ようやく。シャンガマックは一安心(※オーリンの世話)。
気が変わるのは、猫の目のように早いオーリン。物事が動き出したと分かるや否や、気楽そうに片手を振って挨拶に応じた。
*****
ご用ですかと尋ねながら、舟を岸に寄せて、出ている杭に船を繋ぐ縄を巻いた。乗り手の男は僧服ではなく、一般人と同じ七分袖・七分丈の上下を着ており、軽く舟を繋ぐと草地に上がる。
年はオーリンと変わらなさそうで、中肉中背。茶色の肌に口ひげがあり、大きな目と高い鼻はティヤー人の特徴。優しそうな顔つきで、来客の外国人の側に来る。
話しかけられた言葉はティヤー語で、まずはシャンガマックが挨拶。
自分は通訳でついているが、用は彼がと、後ろのオーリンを紹介。来客二人を見た男は頷いて、黒髪の外国人に、握手の手を伸ばした。オーリンは手を握りながら、最初の断りを伝える。
「俺は共通語しか理解できないんだ。すまないが」
「あ・・・わかりました。私も共通語は上手くないので、通訳さんに間を頼みますね」
オーリンはすぐ『ニダという従者を訪ねてきた』と伝える。この相手はニダではなかったようで、そうですかと頷きながら、ちょっと考え『中で待ってもらう時間はあるか』を客に聞いた。
「ニダは、一時間もしないうちに戻ると思います。私は宣教師のチャンゼです。伺いますがあなた方は、ニダに面識があるのですか?」
「ないんだ。あるのはこれでね」
当然の質問に、オーリンは端革を見せる。チャンゼの目が少し強張り、シャンガマックは彼に『いきさつを話しても?』と滑り込むように尋ねた。チャンゼは視線だけ周囲に向けると、『それをしまって、中へどうぞ』と扉に鍵を差し込んだ。
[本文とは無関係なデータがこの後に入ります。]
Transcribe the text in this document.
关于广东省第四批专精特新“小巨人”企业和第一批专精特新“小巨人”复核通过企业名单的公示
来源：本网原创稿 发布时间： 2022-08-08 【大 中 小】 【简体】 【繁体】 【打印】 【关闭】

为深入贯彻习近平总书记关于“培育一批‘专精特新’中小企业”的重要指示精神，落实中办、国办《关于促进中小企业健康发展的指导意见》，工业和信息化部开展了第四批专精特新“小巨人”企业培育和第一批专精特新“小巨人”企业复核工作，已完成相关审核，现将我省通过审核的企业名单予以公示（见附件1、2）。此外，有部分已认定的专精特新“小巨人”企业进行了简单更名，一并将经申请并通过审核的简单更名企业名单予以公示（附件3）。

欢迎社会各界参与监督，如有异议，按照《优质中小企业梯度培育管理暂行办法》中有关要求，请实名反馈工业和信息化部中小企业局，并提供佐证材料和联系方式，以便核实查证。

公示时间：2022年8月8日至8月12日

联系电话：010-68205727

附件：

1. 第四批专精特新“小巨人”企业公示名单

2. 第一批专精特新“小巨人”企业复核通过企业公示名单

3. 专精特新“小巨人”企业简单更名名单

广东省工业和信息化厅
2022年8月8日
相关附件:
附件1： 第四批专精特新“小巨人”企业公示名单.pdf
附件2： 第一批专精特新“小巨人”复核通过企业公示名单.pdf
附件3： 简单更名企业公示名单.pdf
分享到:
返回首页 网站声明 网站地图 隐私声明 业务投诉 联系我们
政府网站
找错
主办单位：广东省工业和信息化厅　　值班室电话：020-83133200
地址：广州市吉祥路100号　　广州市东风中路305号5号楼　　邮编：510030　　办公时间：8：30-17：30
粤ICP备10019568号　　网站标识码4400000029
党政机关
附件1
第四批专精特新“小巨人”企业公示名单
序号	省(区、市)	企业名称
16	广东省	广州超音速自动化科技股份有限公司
二人は中へ通され、扉を閉めたチャンゼは『実は戸に鍵はかけていません』と笑い、不思議そうに振り向いた二人へ椅子を勧める。
「真似事です。鍵はかけないんです。とりあえず、こうしておかないと・・・僧侶たちに見られた時、咎められるので」
「咎められる?僧侶に」
「はい。私は教会の人間ですから、悩み困る人々がいつ来ても良いよう、鍵をかけない方針ですが。神殿は、そうした意向は理解しないので」
質素な室内に置かれた、古い机を囲む四脚の椅子。二つに客人が腰かけたのを見て、チャンゼも椅子を引いてかけた。チャンゼが急に話した『鍵と扉』は、客が海賊側と分かって話しているようだった。
「ニダにだけ、その印を見せるつもりではなかったのですね」
「チャンゼさん。俺は教会の話を、この島の北側にある漁具工房で聞いた。教会がどんなところか、そこへ行けと」
オーリンが、相手にさん付けで話しかけるのも珍しい。褐色の騎士は黙ってやり取りを見守る。チャンゼは頷いて『トィーキンの工房かな』と知っている様子で、来客を見つめた。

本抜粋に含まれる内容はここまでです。